Эшли заулыбалась. Она собиралась разрисовать несколько изразцов, но они подождут до завтра.
— Тогда в Кальдас!
В пути она ждала, когда заснет Томас. Он не спал сегодня днем, должно же ритмичное движение машины убаюкать его? Не убаюкало. Пока Витор поднимался все выше в горы, малыш оставался бодрым. Казалось, он не хотел пропустить ни одного мгновения из такого редкого дня, проведенного вне дома. Когда они шли от источника по склону холма в тени каштанов вдоль кристально чистого потока, Томас даже не устал. Как и двумя часами позже, когда они ехали обратно на юг к побережью и сделали крюк в Силвес.
Средневековый город, славящийся когда-то своими величественными дворцами, садами и базарами, Силвес превратился в провинциальную глубинку, в которой только мавританская крепость да кафедральный собор двенадцатого века напоминали о его былом величии. С приближением вечера они исследовали огромный форт, а позже восхищались несколько поблекшей роскошью церкви.
— Почему бы нам не завершить осмотр достопримечательностей ранним обедом? — предложил Витор, когда они снова оказались на мощенных камнем улицах. — Так тебе не придется ничего готовить дома.

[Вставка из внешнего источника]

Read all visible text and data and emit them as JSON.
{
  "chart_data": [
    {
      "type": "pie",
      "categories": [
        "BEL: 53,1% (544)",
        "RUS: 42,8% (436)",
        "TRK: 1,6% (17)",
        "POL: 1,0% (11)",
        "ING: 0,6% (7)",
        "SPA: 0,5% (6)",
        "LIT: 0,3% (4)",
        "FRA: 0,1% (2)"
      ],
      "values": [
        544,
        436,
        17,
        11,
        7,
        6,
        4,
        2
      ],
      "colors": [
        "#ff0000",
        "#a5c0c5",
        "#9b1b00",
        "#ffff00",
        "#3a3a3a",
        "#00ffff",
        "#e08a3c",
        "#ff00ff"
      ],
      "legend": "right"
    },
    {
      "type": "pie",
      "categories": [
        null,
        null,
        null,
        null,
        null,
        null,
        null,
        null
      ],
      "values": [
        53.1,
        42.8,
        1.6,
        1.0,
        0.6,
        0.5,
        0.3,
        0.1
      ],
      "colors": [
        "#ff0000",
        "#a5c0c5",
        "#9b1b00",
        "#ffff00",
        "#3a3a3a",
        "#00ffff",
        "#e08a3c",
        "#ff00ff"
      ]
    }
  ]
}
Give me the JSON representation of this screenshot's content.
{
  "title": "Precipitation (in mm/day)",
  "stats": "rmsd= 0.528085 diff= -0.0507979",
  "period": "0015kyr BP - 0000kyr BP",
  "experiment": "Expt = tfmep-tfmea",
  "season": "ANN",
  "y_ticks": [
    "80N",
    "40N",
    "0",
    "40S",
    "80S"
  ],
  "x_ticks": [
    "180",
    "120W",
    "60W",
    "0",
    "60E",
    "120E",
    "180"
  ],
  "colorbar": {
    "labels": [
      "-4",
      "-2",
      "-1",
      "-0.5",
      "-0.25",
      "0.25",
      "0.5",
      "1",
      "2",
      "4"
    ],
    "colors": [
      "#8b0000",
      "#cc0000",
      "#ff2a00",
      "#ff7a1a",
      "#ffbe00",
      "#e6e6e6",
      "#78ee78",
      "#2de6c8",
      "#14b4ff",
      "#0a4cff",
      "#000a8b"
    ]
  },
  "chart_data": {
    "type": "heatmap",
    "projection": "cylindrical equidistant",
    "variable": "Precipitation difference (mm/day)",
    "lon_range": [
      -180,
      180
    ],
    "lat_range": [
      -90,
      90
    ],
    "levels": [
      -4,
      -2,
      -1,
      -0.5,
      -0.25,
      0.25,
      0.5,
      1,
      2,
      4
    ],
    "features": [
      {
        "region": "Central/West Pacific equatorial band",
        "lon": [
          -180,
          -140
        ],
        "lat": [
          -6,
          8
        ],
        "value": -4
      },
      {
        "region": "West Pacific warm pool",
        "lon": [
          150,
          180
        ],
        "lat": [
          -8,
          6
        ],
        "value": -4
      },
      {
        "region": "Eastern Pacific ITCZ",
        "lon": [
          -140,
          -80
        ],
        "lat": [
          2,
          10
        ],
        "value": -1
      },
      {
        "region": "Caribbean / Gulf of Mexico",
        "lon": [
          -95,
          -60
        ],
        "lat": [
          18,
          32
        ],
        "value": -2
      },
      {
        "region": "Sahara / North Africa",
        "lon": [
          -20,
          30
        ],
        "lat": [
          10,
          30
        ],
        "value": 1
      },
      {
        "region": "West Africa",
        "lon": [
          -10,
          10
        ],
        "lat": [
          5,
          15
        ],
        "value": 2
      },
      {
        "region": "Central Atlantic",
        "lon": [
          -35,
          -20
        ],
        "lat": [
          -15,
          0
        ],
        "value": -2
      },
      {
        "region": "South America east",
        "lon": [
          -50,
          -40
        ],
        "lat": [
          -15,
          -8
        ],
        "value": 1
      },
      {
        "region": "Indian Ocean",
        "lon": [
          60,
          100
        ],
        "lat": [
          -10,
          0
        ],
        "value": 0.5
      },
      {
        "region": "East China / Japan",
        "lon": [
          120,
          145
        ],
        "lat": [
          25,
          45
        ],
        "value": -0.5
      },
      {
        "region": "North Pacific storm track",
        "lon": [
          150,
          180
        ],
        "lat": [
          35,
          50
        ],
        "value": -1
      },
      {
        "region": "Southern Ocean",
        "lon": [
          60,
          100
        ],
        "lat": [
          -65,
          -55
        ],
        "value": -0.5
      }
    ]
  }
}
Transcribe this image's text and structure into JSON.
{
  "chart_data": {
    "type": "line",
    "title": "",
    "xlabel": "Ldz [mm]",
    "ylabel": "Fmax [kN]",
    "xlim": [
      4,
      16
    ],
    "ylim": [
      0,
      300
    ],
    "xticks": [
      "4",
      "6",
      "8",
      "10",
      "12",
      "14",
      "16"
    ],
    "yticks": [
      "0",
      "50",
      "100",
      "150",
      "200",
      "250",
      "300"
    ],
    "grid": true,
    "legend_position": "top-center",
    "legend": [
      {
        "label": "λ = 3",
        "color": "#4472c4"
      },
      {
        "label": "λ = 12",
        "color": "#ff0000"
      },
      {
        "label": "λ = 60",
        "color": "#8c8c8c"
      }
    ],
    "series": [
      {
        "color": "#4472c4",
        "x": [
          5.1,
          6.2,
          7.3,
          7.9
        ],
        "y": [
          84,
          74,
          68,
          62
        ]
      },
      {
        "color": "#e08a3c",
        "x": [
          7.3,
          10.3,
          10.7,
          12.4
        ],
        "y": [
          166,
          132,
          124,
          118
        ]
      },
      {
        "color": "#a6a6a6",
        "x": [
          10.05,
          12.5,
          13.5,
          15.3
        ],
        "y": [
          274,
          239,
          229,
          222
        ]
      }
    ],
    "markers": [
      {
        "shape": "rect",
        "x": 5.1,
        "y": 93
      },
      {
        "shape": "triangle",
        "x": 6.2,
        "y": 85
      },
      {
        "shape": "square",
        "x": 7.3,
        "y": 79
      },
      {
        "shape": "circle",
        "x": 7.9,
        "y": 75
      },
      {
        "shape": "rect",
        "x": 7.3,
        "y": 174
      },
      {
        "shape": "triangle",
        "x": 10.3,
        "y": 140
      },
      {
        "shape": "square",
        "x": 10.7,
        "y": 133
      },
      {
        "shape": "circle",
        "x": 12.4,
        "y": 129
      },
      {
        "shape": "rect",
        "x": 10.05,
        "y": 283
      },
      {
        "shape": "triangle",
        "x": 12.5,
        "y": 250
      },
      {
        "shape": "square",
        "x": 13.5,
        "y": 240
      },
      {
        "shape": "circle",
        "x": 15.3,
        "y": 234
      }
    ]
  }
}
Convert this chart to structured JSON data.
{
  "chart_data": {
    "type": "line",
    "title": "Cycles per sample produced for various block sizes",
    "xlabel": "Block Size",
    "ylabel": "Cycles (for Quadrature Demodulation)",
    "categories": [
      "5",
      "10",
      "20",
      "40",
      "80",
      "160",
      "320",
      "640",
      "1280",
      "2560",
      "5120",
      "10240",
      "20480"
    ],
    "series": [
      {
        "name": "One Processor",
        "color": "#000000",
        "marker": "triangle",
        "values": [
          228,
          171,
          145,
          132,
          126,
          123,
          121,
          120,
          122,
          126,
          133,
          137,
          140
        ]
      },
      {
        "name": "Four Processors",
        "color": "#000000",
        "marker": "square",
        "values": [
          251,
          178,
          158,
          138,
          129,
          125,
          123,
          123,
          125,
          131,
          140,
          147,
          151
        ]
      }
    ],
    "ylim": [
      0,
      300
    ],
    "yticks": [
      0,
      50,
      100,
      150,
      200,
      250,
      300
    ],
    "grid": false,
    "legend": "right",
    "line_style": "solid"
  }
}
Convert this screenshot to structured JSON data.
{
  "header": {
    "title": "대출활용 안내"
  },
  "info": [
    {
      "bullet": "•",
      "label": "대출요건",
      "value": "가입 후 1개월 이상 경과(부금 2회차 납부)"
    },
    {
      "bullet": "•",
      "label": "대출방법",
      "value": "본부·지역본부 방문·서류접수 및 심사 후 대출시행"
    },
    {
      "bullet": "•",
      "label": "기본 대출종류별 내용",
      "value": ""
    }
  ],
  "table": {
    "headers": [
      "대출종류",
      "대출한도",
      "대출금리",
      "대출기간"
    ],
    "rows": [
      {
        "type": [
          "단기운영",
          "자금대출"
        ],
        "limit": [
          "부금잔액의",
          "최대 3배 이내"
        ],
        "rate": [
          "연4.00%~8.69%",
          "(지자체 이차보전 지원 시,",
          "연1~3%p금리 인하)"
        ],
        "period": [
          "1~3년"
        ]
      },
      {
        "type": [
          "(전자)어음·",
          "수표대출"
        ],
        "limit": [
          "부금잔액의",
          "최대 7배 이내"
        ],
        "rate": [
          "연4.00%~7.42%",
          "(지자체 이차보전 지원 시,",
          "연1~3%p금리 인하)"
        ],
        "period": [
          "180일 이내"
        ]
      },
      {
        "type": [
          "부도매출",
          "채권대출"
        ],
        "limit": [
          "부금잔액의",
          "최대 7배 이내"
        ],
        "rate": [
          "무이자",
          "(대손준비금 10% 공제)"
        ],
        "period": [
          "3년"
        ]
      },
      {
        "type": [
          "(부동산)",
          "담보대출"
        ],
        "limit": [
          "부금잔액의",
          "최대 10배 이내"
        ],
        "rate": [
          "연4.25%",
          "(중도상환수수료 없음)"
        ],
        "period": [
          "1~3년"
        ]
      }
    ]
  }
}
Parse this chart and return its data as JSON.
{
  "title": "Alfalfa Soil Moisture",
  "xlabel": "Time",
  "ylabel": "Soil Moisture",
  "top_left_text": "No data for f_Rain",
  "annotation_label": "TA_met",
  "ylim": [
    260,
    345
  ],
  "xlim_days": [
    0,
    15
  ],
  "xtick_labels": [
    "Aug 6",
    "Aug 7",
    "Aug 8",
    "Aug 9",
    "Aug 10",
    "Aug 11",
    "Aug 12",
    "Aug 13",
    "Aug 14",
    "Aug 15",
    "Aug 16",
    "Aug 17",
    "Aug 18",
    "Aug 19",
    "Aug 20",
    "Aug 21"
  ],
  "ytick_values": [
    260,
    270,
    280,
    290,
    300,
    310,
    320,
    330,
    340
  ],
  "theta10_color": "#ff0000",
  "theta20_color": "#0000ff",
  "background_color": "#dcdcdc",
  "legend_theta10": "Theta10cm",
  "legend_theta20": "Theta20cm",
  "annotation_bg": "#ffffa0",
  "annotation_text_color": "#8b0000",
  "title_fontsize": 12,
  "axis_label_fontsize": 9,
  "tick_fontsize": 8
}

Эшли заулыбалась. Как же хорошо выбраться на волю.
— С радостью, — ответила она.
Томас уже начал тереть своими маленькими кулачками глаза, но все же продержался и не заснул, пока они ели омлет в местной таверне. Но как только они оказались в машине, заснул моментально.
С заходом солнца небо заволокли тучи, и, когда они уже подъезжали к Карвуэйру, первые капли дождя зашлепали по ветровому стеклу.
— Я славно провела время, — объявила Эшли, поблагодарила Витора, когда он остановил машину, и оглянулась на спавшего Томаса. — Он тоже.
— И я, — подтвердил Витор. — Если ты поднимешь Спящего Красавца, я достану коляску из багажника. — И они вылезли под сплошной ливень.
Торопливо распахнув заднюю дверцу, Эшли наклонилась за Томасом.
— Мы дома, — сказала она, когда его тяжелые веки приподнялись, освободила его от ремней безопасности.
Малыш моментально напрягся и запротестовал:
— Нет, нет!
— Боюсь, что придется, — возразила Эшли, чувствуя, как намокают ее джинсы.
— Нет! — Когда она попыталась поднять сына, он стал неистово отбиваться: — Нет! Нет! Нет!
— Я понимаю, что тебе нравится эта машинка, но я знаю, что ты устал, — мать решительно вытащила ребенка из машины, — и я была бы тебе признательна, если бы ты подождал со своими капризами, пока мы не спасемся от дождя в доме.
Томас отчаянно дрыгал ногами и заходился в крике.
— Обычно он не устраивает скандалов, — с горечью сказала Эшли, когда подбежал Витор, — но день сегодня оказался для него слишком долгим. — Она с трудом удерживала на руках бьющегося и орущего ребенка. — Ты иди в дом, не мокни. Только поставь мне коляску, и я управлюсь сама.
Витор покачал головой:
— Сейчас достану коляску и отнесу малыша. — Прежде, чем она успела возразить, он взял Томаса и прикрикнул: — Беги.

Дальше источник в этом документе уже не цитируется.